Par exemple, les bourses d’échange. Certaines entreprises obtiennent un "droit à la pollution", mais doivent en contrepartie s’engager à soutenir des projets dans les pays émergeants, selon de nouvelles normes drastiques, ce qui permet à l’économie de ces pays de se développer en se dotant d’une industrie peu polluante.

N’est-il pas temps de se regarder en face avant de désigner un responsable extérieur ?
Il est temps, en effet. La France s’abrite beaucoup derrière son bilan nucléaire mais devrait consacrer plus d’efforts au développement d’énergies de substitution. Il n’est pas nécessaire de prendre l’exemple très loin. L’Allemagne, notamment, est à la pointe en matière de développement d’énergies renouvelables (éoliennes, énergies solaires) et propose déjà une véritable alternative aux énergies polluantes.

Propos recueillis par Axel Constantinoff



Repères

> Protocole de Kyoto (1998) : traité international proposant un calendrier de réduction des émissions de gaz à effet de serre, qui sont considérés comme une cause possible du réchauffement climatique. Il a été négocié à Kyoto, au Japon. Ouvert aux signatures le 16 mars 1998 et arrêté le 15 mars 1999.
Conditions d'entrée en vigueur :
- Après ratification par 55 pays (condition atteinte le 23 mai 2002 avec la ratification par l’Islande)
- Tous les pays ayant ratifié le traité émettent au total au moins 55 % des émissions de CO2 de 1990 (condition atteinte le 18 novembre 2004 avec la ratification par la Russie).
En France, l’entrée en vigueur s’est traduite par le décret n°2005-285 du 22 mars 2005, permettant la mise en œuvre des modalités de fonctionnement au niveau de l’Union européenne, ardente défenseuse du protocole.

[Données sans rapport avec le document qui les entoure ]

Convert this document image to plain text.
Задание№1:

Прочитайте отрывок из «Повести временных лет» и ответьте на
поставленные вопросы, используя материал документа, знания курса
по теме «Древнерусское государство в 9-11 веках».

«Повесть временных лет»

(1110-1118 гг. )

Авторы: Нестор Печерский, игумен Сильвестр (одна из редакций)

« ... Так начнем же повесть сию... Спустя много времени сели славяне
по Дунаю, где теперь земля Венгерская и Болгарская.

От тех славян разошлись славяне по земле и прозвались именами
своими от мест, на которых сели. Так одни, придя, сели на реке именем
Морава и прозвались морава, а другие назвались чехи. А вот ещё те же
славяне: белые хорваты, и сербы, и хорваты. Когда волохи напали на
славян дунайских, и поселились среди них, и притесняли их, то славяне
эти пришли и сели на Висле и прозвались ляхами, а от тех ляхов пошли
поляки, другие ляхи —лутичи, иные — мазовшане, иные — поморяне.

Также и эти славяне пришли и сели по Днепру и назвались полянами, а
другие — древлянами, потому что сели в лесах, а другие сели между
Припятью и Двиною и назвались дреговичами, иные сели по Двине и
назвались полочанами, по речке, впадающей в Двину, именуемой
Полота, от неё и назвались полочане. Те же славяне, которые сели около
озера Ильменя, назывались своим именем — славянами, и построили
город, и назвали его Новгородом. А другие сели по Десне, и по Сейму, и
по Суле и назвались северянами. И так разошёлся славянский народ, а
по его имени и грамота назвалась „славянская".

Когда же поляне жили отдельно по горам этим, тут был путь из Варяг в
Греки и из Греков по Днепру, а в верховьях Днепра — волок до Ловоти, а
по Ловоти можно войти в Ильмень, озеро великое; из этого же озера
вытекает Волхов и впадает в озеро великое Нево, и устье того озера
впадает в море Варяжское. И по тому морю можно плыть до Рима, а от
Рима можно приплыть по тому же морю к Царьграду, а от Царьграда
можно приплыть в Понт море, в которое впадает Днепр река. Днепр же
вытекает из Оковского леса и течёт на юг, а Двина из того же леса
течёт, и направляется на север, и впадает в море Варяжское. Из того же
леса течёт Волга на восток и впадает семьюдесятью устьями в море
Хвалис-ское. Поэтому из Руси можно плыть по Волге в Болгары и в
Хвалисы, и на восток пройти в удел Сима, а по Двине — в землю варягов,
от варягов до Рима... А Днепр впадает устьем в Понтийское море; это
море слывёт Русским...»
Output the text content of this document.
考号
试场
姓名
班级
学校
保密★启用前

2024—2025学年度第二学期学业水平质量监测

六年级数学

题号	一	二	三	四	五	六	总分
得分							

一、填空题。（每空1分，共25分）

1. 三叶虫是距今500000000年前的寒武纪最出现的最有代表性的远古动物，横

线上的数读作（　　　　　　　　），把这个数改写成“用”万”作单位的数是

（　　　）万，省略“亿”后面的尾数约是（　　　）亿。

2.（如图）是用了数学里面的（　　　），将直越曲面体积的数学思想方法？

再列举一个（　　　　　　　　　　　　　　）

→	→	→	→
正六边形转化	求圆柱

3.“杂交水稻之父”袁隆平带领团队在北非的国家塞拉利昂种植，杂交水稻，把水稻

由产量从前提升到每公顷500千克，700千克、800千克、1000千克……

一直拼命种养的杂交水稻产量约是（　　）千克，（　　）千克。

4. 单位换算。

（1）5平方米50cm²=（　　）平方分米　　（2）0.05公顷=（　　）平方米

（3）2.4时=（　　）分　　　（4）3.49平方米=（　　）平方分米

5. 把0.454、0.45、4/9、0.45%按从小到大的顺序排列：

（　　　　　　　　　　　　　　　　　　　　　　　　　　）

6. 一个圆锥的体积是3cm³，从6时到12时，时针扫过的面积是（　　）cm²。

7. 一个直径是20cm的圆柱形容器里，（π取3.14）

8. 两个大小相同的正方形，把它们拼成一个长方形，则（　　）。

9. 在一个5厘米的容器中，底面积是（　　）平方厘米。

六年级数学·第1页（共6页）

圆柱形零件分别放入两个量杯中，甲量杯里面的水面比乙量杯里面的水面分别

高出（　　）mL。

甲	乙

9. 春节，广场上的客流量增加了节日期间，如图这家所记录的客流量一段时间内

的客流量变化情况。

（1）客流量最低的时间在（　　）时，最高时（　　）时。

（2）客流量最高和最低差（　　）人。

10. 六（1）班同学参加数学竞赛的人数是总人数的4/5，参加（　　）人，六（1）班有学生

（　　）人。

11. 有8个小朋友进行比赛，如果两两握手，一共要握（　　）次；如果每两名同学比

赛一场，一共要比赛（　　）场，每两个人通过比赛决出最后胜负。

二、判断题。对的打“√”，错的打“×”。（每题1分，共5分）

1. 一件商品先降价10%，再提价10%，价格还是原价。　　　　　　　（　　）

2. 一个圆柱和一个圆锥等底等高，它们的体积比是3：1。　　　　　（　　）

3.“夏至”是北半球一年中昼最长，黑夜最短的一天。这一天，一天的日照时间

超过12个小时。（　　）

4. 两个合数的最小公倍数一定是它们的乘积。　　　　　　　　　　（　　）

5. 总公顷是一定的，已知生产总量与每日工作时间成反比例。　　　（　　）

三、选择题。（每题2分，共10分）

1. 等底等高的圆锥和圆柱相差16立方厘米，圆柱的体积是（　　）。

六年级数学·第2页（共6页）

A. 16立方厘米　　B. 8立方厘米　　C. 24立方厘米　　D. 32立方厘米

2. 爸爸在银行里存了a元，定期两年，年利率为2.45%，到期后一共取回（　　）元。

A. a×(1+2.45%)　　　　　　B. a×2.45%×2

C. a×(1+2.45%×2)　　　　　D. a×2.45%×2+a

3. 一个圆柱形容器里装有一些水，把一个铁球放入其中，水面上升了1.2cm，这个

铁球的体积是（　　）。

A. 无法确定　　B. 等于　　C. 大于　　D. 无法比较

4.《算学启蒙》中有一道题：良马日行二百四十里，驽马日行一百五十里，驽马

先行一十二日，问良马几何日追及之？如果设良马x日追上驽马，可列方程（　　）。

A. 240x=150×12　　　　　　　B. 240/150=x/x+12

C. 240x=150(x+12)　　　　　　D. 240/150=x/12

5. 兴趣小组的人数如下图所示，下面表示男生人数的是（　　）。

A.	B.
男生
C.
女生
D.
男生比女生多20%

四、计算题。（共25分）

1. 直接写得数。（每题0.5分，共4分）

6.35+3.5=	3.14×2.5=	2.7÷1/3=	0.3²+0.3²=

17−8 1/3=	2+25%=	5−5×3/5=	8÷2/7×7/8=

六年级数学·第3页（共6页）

> 11e Conférence des Nations Unies à Montréal (2005) sur les changements climatiques en présence de 189 pays. Obtenu à l'issue de deux semaines de négociations et d'une ultime nuit de tractations, le plan de Montréal donne un second souffle au protocole de Kyoto, qui vient à échéance en 2012. Le protocole de Kyoto est entré en vigueur en février, mais ses mécanismes de fonctionnement (ébauchés lors des Accords de Marrakech, en 2001) ont été achevés avec le plan de Montréal.
Les travaux concernant la période 2013 - 2017 s'amorceront en mai 2006.